Antoine est dans une situation difficile. Il sait qu'Octavien se
dérobe toujours à un affrontement terrestre de grande
envergure et s'il tente de se replier vers la Grèce et la
Macédoine pour y livrer bataille, la flotte est sacrifiée
or elle est nécessaire pour maintenir les relations avec
l'Orient et l'Egypte. Le plan d'Antoine semble de rompre le blocus
naval
pendant que Canidius Crassus maintient la fidélité de ses
troupes, retraite à travers la Grèce et rejoint Antoine
sur un terrain plus favorable, loin des bases d'Octavien.
Situation au début de la bataille d'Actium (source wikipedia)

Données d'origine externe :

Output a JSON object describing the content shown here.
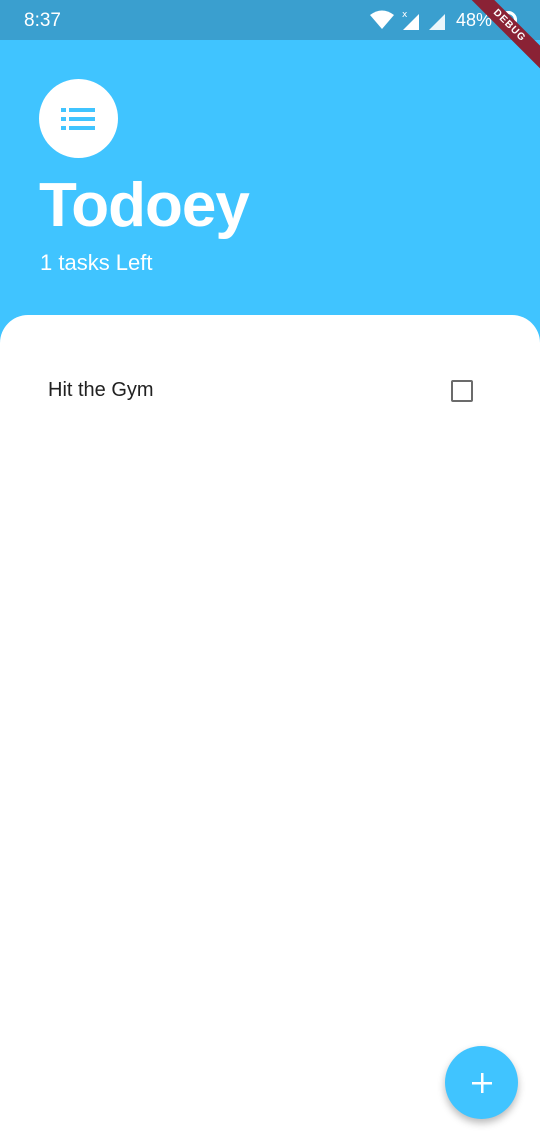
{
  "status_bar": {
    "time": "8:37",
    "battery": "48%",
    "icons": [
      "wifi-icon",
      "signal-icon",
      "signal-icon",
      "battery-icon"
    ]
  },
  "debug_banner": "DEBUG",
  "header": {
    "icon": "list-icon",
    "title": "Todoey",
    "subtitle": "1 tasks Left"
  },
  "tasks": [
    {
      "title": "Hit the Gym",
      "done": false
    }
  ],
  "fab": {
    "icon": "add-icon"
  },
  "colors": {
    "primary": "#40C4FF",
    "status_bar": "#3A9FCF",
    "debug_ribbon": "#8A2235",
    "text": "#212121"
  }
}
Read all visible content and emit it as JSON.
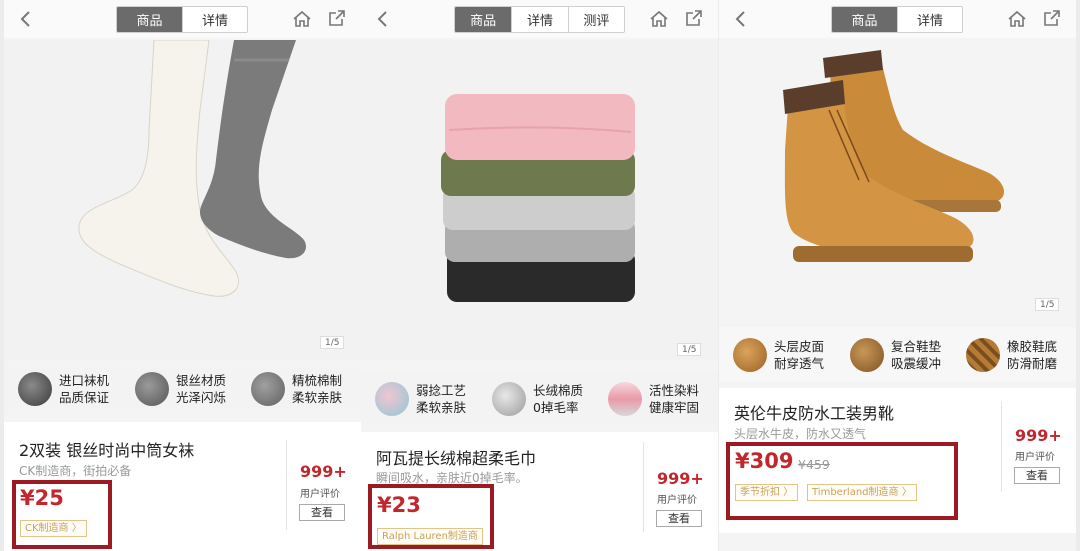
{
  "panels": [
    {
      "tabs": [
        "商品",
        "详情"
      ],
      "pager": "1/5",
      "features": [
        {
          "icon": "socks-icon",
          "line1": "进口袜机",
          "line2": "品质保证"
        },
        {
          "icon": "silk-icon",
          "line1": "银丝材质",
          "line2": "光泽闪烁"
        },
        {
          "icon": "cotton-icon",
          "line1": "精梳棉制",
          "line2": "柔软亲肤"
        }
      ],
      "title": "2双装 银丝时尚中筒女袜",
      "subtitle": "CK制造商，街拍必备",
      "price": "¥25",
      "tags": [
        "CK制造商 〉"
      ],
      "reviews_count": "999+",
      "reviews_label": "用户评价",
      "view_button": "查看"
    },
    {
      "tabs": [
        "商品",
        "详情",
        "测评"
      ],
      "pager": "1/5",
      "features": [
        {
          "icon": "fabric-icon",
          "line1": "弱捻工艺",
          "line2": "柔软亲肤"
        },
        {
          "icon": "fiber-icon",
          "line1": "长绒棉质",
          "line2": "0掉毛率"
        },
        {
          "icon": "dye-icon",
          "line1": "活性染料",
          "line2": "健康牢固"
        }
      ],
      "title": "阿瓦提长绒棉超柔毛巾",
      "subtitle": "瞬间吸水，亲肤近0掉毛率。",
      "price": "¥23",
      "tags": [
        "Ralph Lauren制造商"
      ],
      "reviews_count": "999+",
      "reviews_label": "用户评价",
      "view_button": "查看"
    },
    {
      "tabs": [
        "商品",
        "详情"
      ],
      "pager": "1/5",
      "features": [
        {
          "icon": "leather-icon",
          "line1": "头层皮面",
          "line2": "耐穿透气"
        },
        {
          "icon": "insole-icon",
          "line1": "复合鞋垫",
          "line2": "吸震缓冲"
        },
        {
          "icon": "sole-icon",
          "line1": "橡胶鞋底",
          "line2": "防滑耐磨"
        }
      ],
      "title": "英伦牛皮防水工装男靴",
      "subtitle": "头层水牛皮，防水又透气",
      "price": "¥309",
      "old_price": "¥459",
      "tags": [
        "季节折扣 〉",
        "Timberland制造商 〉"
      ],
      "reviews_count": "999+",
      "reviews_label": "用户评价",
      "view_button": "查看"
    }
  ],
  "colors": {
    "accent": "#c1272d",
    "highlight_box": "#9c1b22",
    "tab_active": "#6b6b6b"
  }
}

Le 2 septembre -31, la flotte de Marc Antoine profite d'une accalmie
après quatre jours de tempête, sort du golfe et se range
comme indiqué sur l'image ci dessus, son chef est à
l'aile droite, secondé par Lucius Gellius Publicola. Octavien
informé des plans de son adversaire par les fuyards et en
particulier Quintus Dellius, est
prêt à le laisser passer pour le poursuivre ensuite,
craignant le choc, mais Agrippa l'a dissuadé, ne voulant pas
laisser s'échapper Marc Antoine. Il est placé à
gauche, face à Marc Antoine. Au centre de la flotte Antonienne,
commandent Marcus Octavius et Marcus Insteius face à Lucius
Arruntius. Au sud, Caius Sosius fait face à Octavien et Marcus
Lurius. Les plus gros navires sont placés aux ailes où
doit se décider le sort de la bataille. Les deux armées
restent passives.
Une fois les deux flottes placées l'une en face de l'autre,
elles s'observent pendant plusieurs heures et vers midi le combat
commence, peut être à l'initiative de Sosius dont les
hommes perdent patience. Les navires légers d'Octavien se
faufilent entre les hauts navires ennemis, les mettent en
désordre et leur arrachent les rames sans s'attarder pour
recevoir des traits. Les bateaux de Marc Antoine criblent leurs
adversaires de pierres et de flèches, lancent des mains de fer
sur les plus proches et réussissent à mettre en
difficulté certains navires d'Octavien, mais le plus souvent ils
sont attaqués par trois navires ennemis. Pour affaiblir la
résistance adverse, Octave donne l'ordre de brûler les
navires d'Antoine et rapidement des traits enflammés, des
torches embrasées et des marmites remplies de charbons ardents
et de poix propagent l'incendie. Alors les soldats d'Octavien attaquent
avec ardeur et parmi eux les Lacédémoniens.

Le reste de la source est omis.